La hija del dueño, Elvira, era la encargada, junto con sus padres, de atender a los clientes en sus menesteres propios. De buen ver, la moza se encontraba bien dotada y hacía alarde de su belleza juvenil con sus andares y gestos provocativos con Sancho, a quien tenía encandilado, intentando llevarlo al huerto (nunca mejor dicho) que se encontraba en la trastienda, con una habitación que hacía las veces de almacén, oculta a los ojos de sus progenitores, que iba ni pintada para sus pretensiones amorosas.

Como quiera que nuestro enamorado no disimulaba lo más mínimo sus inclinaciones libidinosas hacia la dama que a él le parecía la maravilla de las maravillas. Pronto llegó a oídos de toda la comarca la noticia de los devaneos de ambos. Por supuesto, Don Quijote quiso tomar cartas en el asunto; se aprestó a visitarlo, teniendo una charla, amonestando su comportamiento y advirtiéndole de los peligros que corría con tal proceder, no solo en lo que a su mujer correspondía, sino a su conducta moral.

“Habrás de saber, amigo Sancho, obrar con mesura ante las tentaciones de la carne, porque dichos placeres suelen conducir a cometer grandes errores que suelen someter a los que los padecen a la ruina de la salud mental y física, sobre todo cuando el enamoramiento, ese mágico embrujo, se apodera de ellos, convirtiendo sus actos en irresponsables”. Así sentenciaba su señor, con la sabiduría que caracterizaba al humilde labriego, compañero de fatigas y aventuras.

No habrían de caer en saco roto las advertencias que le había hecho Don Quijote ya que, nada más haber terminado, se prometió a sí mismo no volver a las andadas, y cambiar su vida de rumbo.
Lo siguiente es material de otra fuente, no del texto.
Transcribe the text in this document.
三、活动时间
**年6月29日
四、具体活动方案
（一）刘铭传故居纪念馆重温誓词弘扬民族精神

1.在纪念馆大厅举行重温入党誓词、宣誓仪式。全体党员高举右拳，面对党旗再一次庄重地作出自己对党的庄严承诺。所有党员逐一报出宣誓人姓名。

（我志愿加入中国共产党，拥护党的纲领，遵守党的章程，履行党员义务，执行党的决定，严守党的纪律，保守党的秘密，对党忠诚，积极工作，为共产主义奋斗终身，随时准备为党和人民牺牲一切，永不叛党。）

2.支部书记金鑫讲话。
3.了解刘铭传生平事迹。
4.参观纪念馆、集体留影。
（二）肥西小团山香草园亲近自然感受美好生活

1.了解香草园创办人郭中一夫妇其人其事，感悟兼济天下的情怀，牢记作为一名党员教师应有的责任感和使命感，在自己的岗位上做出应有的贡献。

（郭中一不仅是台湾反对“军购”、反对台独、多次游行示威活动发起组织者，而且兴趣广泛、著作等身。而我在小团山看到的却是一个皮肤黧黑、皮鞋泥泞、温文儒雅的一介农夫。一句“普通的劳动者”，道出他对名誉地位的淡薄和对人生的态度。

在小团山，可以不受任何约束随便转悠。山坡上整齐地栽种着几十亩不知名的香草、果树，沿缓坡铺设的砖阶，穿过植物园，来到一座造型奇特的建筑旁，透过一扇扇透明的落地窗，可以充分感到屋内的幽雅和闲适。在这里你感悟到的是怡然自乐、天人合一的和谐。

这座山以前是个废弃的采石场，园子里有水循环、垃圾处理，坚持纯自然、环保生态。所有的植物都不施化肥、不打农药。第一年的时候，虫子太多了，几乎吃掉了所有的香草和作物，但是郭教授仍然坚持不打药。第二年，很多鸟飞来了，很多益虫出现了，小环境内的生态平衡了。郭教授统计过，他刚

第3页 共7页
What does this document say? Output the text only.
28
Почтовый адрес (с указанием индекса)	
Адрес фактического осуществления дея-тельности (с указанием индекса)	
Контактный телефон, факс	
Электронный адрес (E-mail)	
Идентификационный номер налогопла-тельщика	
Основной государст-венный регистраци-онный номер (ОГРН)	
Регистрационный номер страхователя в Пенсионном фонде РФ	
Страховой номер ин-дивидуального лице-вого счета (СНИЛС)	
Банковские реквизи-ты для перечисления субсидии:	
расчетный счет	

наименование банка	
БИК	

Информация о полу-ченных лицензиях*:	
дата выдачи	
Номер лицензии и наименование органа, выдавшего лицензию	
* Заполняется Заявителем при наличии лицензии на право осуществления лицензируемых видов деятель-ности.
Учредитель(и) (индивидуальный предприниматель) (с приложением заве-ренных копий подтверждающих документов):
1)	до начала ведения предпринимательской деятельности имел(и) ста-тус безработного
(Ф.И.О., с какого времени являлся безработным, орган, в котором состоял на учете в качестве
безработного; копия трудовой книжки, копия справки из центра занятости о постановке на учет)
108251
A ello contribuyó, como era de esperar, el padre de la chica, que ni corto ni perezoso, puso a buen recaudo la virtud de su querida vástaga para que no fuera mancillada su reputación.

 

No fue fácil para Sancho renunciar al frenesí de su amada, tan largo tiempo mantenido, pero la joven, por expreso deseo de sus padres, convino en buscar un novio formal que tratara de lavar su honra encauzando su vida a formar una familia mediante el matrimonio, como Dios manda.  Esta solución terminó con las esperanzas, si es que las había, de nuestro enamorado.

De lo que sucediera de puertas para adentro, no se tiene noticia pero, si tenemos en cuenta la proverbial manera de ser del Caballero de la Mancha, raro sería que no interviniera en su favor haciendo ver a su mujer lo humano de su proceder y que esta lo perdonara.

El tiempo, que todo lo cambia, pasaría página; las aguas volverían a su cauce y los lugareños, a sus labores cotidianas. Pronto, la memoria olvidadiza de la gente tornaría en leyenda las andanzas de nuestro héroe que por una vez se transformaría en el protagonista.